• Wednesday, Dec 01, 2021
  • Last Update : 01:34 am

New technique helps farm more fish, minimize waste

  • Published at 07:08 pm August 31st, 2021

‘Using only an acre of land, we can now achieve the same output as a 30-acre pond. It is a simple technology, which is purely organic’

Fish farming, usually done in large ponds, has now moved indoors and is taking up less space as Bangladeshi aquaculture tries its luck at using biofloc technology (BFT).

Biofloc technology was developed in the 1990s as a way for fish and shrimp farmers to conserve feed inputs and utilize wastewater during production by piggybacking off the nitrogen cycle and letting beneficial bacterial colonies proliferate in culture water.

According to some experts, this method uses only 3.3% of the water and land required by ponds, making it very sustainable.

For instance, the use of BFT has enabled Aarsh Agro Limited — a company located in Jalalabad Housing Society, Chittagong — to produce nearly 30 times more fish compared to conventional pond farming.

The company started its operations in April last year and is run by four people: Md Wais Hossain, the chairman; Shafeen Sana Chowdhury, managing director; Mizanur Rahman, executive director, and Md Awsaf Hossain.

Aarsh Agro is also in the process of expanding through another project in Mawna, Sreepur upazila, which will help boost production facilities from 200,000 litres to 2 million litres. 

In recent years, there have been a lot of fisheries that have adopted this method but not everyone has been able to make it sustainable due to various reasons such as not being able to procure accessories for the system and a lack of experienced people in the sector.

After observing that there is a growing demand for low-cost protein sources, the founders of the company decided to cater to that market.

“In a country like Bangladesh where millions were facing hardships especially during the pandemic, we looked for ways to solve that issue. Given that we had limited knowledge in the field when we started, we spent a month on feasibility studies, researching case studies, research papers and YouTube tutorials, after which in mid-April last year, we arrived at the biofloc solution with a pilot project of a 10,000-litre-capacity,” said Shafeen Sana Chowdhury.

However, they did face obstacles, such as not finding reliable sources for good quality fry.

Transportation of the fry was a big challenge, according to the team, especially for their Chittagong project as it had to be transported long distances from Mymensingh and Bogura.

“High feed costs are another issue, as due to the pandemic, fish prices are also low in the market. We are educating and training ourselves and are currently working with consultants to mitigate the issues we have,” Chowdhury added.

When it comes to food, there are certain chemicals and nutrients that have to be added in the tanks from time to time from which the fish sustain.

Even though these nutrients are often available, there are various low-quality alternatives that these farmers have to be careful of.

Aarsh Agro currently employs five people who are in charge of maintaining the process. Apart from that, the owners also contribute their time to the fishery.

“Using only an acre of land, we can now achieve the same output as a 30-acre pond. It is a simple technology, which is purely organic,” said Wais.

He added: “The difference lies in the science of combining probiotic and fish waste into floc which becomes food and balance for the aquaculture — oxygen, nitrogen, and ammonia. The final result is the high-density growth for fish within a calculated time frame.”

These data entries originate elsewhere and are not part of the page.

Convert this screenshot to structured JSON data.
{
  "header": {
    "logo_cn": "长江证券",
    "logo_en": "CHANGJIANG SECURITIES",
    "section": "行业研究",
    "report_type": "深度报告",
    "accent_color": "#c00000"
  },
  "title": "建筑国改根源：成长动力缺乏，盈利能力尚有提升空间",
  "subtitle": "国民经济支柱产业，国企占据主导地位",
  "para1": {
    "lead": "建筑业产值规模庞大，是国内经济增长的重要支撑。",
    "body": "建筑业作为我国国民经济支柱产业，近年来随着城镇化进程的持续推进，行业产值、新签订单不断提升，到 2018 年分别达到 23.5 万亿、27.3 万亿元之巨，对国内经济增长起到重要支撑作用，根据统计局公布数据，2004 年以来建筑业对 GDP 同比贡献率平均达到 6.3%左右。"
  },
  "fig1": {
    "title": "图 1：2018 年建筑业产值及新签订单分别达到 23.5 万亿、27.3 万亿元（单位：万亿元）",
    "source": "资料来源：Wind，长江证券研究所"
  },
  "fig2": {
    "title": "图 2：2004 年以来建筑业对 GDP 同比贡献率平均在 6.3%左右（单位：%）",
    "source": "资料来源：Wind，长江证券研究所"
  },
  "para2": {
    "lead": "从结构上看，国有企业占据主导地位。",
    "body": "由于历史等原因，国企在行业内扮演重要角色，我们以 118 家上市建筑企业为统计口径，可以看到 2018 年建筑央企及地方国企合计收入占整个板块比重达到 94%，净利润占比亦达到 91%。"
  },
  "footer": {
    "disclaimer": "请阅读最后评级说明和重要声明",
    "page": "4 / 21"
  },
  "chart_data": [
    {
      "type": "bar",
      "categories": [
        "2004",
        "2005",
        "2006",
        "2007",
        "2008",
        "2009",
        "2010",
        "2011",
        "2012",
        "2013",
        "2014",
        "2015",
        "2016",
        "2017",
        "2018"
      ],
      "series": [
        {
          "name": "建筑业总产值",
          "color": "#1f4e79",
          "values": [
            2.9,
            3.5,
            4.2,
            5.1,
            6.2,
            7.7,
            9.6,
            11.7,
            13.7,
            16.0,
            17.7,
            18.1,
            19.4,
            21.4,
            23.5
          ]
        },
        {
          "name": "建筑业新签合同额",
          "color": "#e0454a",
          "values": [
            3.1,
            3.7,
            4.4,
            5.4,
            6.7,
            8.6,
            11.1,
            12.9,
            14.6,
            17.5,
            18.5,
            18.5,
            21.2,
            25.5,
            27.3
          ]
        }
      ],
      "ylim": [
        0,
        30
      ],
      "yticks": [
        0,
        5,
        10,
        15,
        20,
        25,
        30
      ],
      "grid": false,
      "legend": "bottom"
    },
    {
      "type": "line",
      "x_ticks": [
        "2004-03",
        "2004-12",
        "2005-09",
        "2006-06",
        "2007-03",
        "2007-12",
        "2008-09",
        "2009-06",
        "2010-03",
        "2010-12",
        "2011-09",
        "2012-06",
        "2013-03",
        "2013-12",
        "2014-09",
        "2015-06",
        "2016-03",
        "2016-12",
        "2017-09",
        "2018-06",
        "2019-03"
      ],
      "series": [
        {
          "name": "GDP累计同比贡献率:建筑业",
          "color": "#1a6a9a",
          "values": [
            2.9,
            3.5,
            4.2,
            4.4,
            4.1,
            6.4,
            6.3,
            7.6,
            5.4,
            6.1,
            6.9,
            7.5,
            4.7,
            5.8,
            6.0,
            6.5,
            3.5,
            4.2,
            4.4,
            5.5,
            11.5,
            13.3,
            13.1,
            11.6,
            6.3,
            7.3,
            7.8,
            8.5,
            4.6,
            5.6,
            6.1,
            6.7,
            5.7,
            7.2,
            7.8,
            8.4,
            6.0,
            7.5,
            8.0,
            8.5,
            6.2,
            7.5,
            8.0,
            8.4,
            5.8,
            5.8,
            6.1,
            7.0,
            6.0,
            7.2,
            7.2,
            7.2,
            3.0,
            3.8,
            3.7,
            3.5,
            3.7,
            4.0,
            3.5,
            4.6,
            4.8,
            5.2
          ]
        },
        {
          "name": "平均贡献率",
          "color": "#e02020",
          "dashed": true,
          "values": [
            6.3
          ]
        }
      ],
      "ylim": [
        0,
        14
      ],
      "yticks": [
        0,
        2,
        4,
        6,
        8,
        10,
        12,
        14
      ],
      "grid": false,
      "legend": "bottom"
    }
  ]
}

According to the owners, if there were grants from the government or even soft loans available, then many more would also join in and develop the sector further.

They had to make an investment of Tk50 lakh to start the project.

“We fixed a target that by 2030, we will expand in sustainable ways to meet Bangladesh’s protein deficit. For this, we plan to scale up our capacity with quality fish while updating the technology from time to time,” Wais added.

But producing fish using this method is not a cakewalk.

According to a research paper published in Biotica Research Today, the technology requires active management to be successful.

The system requires a start-up period and yields are not always consistent between seasons. Since producers must constantly mix and aerate culture water, energy costs could be higher than expected.

In addition to these factors, producers must actively manage the biofloc ponds to prevent nitrite accumulation and to keep alkalinity levels remaining within a healthy range.

Monitoring fish health and welfare is also key as bioflocs can increase the levels of suspended solids in the water, leaving fish and shrimp susceptible to environmental stress.